It should be noted that the storage system in the embodiment of the present invention may be a plurality of types of data storage systems such as a relational database, NOSQL, a file-type database, and the like, and the embodiment of the present invention is mainly described by taking the relational database as an example.
In the embodiment of the invention, after the information data is acquired from the block chain, the information data is not directly utilized to establish the Merkel tree, but the information data is structured and then the Merkel tree is established. Of course, in some scenarios, the information data can be directly used for building the Merkel tree, such as storing and checking the state and transaction information. In the following, how to acquire information data from the blockchain and how to perform data processing after acquiring the information data will be described in detail.
In a blockchain platform such as an etherhouse, a log is allowed to be defined in an intelligent contract to track transactions and information, and one contract can record and archive the log by defining an 'event' for a client to obtain.
To implement structured querying of blockchain transaction data, log burial points are created in intelligent contracts and the intelligent contracts are published onto blockchains. The application program sends out a trade uplink request, the block chain can call an intelligent contract to process the trade, a buried point log in the intelligent contract is triggered in the calling process of the intelligent contract to generate trade log information, and the trade log information is stored in the block information of the block chain. The log information may include contract address, sender address, original initiator address, internal variable value, some function return value, etc.
That is, when an application of the blockchain initiates a trade uplink request, the intelligent contract on the blockchain executes the request and stores log information such as a sender address and a contract address into the blockchain block information.
In order to meet the requirements of business data visualization, system operation and maintenance monitoring, real-time business reporting, business data reconciliation and the like, transaction information, state information and log information in a block chain need to be saved in another storage device (such as a relational database). The server acquires transaction information, state information and log information by calling a RPC interface at the bottom layer of the block chain; and organizes the storage of data in the form of a table structure of a relational database. The transaction information may include information such as a transaction participant identifier, a transaction account number, a transaction amount, and the like; the state information may include state change information of the corresponding account.
For example, if event2 is defined in Contract Contract1, a data structure of Contract1_ event2 (if the storage system is a relational database, contract1_ event2 is a database table) will be defined in the storage system to store all the generated event2 data. Assuming that the intelligent contracts execute 10 times of events 2 in total from 1 to 100 blocks, archiving of 10 events is saved on the block chain; accordingly, the server obtains 10 pieces of structured data in total and stores the data in the data structure of Contract1_ event 2. By analogy, the related transaction information, state information and log information on the blockchain are respectively stored in the corresponding tables or other structures according to the analyzed structured form. In a table, all homogeneous data derived from the blockchain are collected; a table may have several different pieces of data.
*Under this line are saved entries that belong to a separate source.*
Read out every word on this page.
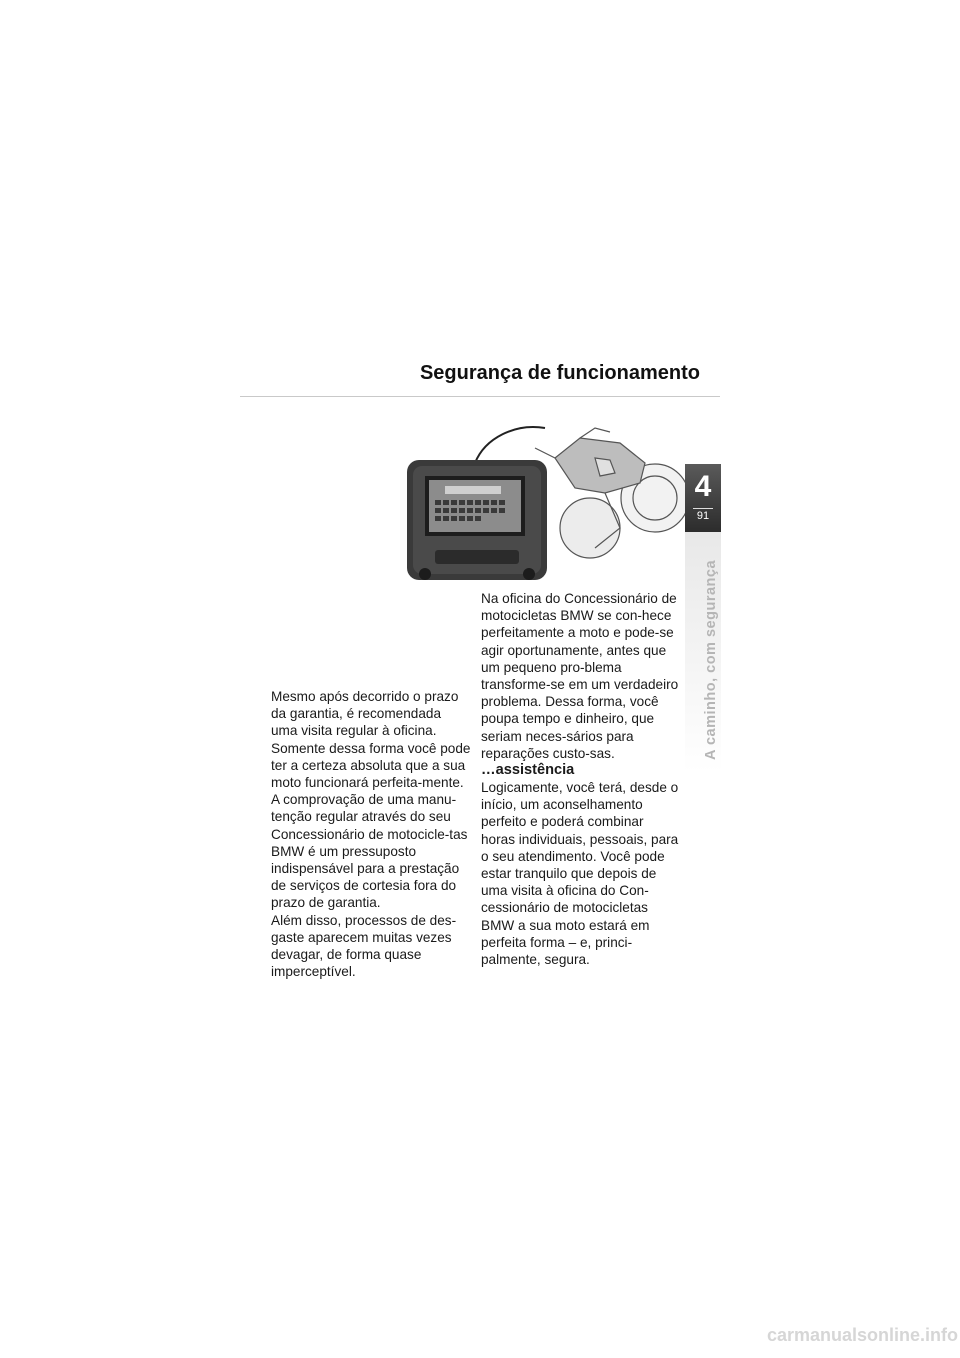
Segurança de funcionamento

Mesmo após decorrido o prazo da garantia, é recomendada uma visita regular à oficina. Somente dessa forma você pode ter a certeza absoluta que a sua moto funcionará perfeita-mente.

A comprovação de uma manu-tenção regular através do seu Concessionário de motocicle-tas BMW é um pressuposto indispensável para a prestação de serviços de cortesia fora do prazo de garantia.

Além disso, processos de des-gaste aparecem muitas vezes devagar, de forma quase imperceptível.

Na oficina do Concessionário de motocicletas BMW se con-hece perfeitamente a moto e pode-se agir oportunamente, antes que um pequeno pro-blema transforme-se em um verdadeiro problema. Dessa forma, você poupa tempo e dinheiro, que seriam neces-sários para reparações custo-sas.

…assistência

Logicamente, você terá, desde o início, um aconselhamento perfeito e poderá combinar horas individuais, pessoais, para o seu atendimento. Você pode estar tranquilo que depois de uma visita à oficina do Con-cessionário de motocicletas BMW a sua moto estará em perfeita forma – e, princi-palmente, segura.

4
91
A caminho, com segurança
carmanualsonline.info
For the log information, each table includes several fields, including block information fields, such as the block height corresponding to the transaction, the transaction sequence number of the height, and the uplink timestamp. In addition, each table also contains specific service fields, and these fields are derived from the log information produced by the buried point in the intelligent contract. For example, in a transfer transaction, the transaction fields may include an account number for transfer in, an account number for transfer out, and a transfer amount. And after the log information is analyzed by the program, a corresponding result value is obtained. For example, an event2 is defined in the intelligent Contract conteract 1, which is defined as follows:
event event2(int i,bytes32msg,address a);
this log information contains three different types of fields i, msg, a, which are saved to the chain when the smart contract calls the corresponding function and executes the corresponding logging statement.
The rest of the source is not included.